Look, in the final game, and I know it was cold, Bell was called for holding three times, from a yardage standpoint as bad as sacks, minus getting to repeat the down.

Sometimes the fault lies in just not being plain good enough.

So when you start asking what the Cowboys' No. 1 priority is this offseason, do not stray too far away from finding a competent backup offensive tackle. This can't happen again. They cannot let one position hold this offense hostage. They can't go cheap here, and I know there is only so much they can spend on a backup when you are paying four starters like Pro Bowlers. But gosh almighty, you can't keep playing offense basically 10 on 11 if you constantly have to double on the left side if the best offensive tackle in football is injured.

It's unlikely Bell, who was on a one-year deal, will be back. Green, the former third-round pick in 2015, has one year left on his original contract. Might they try to resurrect him in the offseason? Fine, try and hope it works. But don't put all your eggs in that basket again.

And there really is no one else, not on the 53, and they don't even have an offensive tackle listed on their practice squad, since Kadeem Edwards, who worked at tackle during training camp, now signed to the 53-man roster last week has a G next to his name.

Free agency? Maybe.

Draft? Well, ideally you find an offensive tackle who just might be good enough to challenge for the starting left guard spot, but could move outside to tackle in a pinch. Now look, that's asking for a lot from a rookie, first to be that good immediately, then to be that versatile.

Oh guard, yes, there is another offseason project for sure.

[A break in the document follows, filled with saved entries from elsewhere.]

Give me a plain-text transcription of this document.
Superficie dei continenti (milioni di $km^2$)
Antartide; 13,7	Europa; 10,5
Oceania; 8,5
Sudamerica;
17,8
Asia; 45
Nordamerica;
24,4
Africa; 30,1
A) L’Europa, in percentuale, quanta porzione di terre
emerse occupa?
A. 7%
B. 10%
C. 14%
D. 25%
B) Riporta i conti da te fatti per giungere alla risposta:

Yep, the Cowboys have their work cut out for them this offseason, and the meat and potatoes of the work is not necessarily all the sexy stuff so many are consumed with. I'm right, aren't I?

         So if you are being honest in all your final analysis of why this team finished 9-7 and out of the playoffs, then do yourself a favor:

         Do not, I repeat, do not stray too far from this O-Line truth. It's self-evident.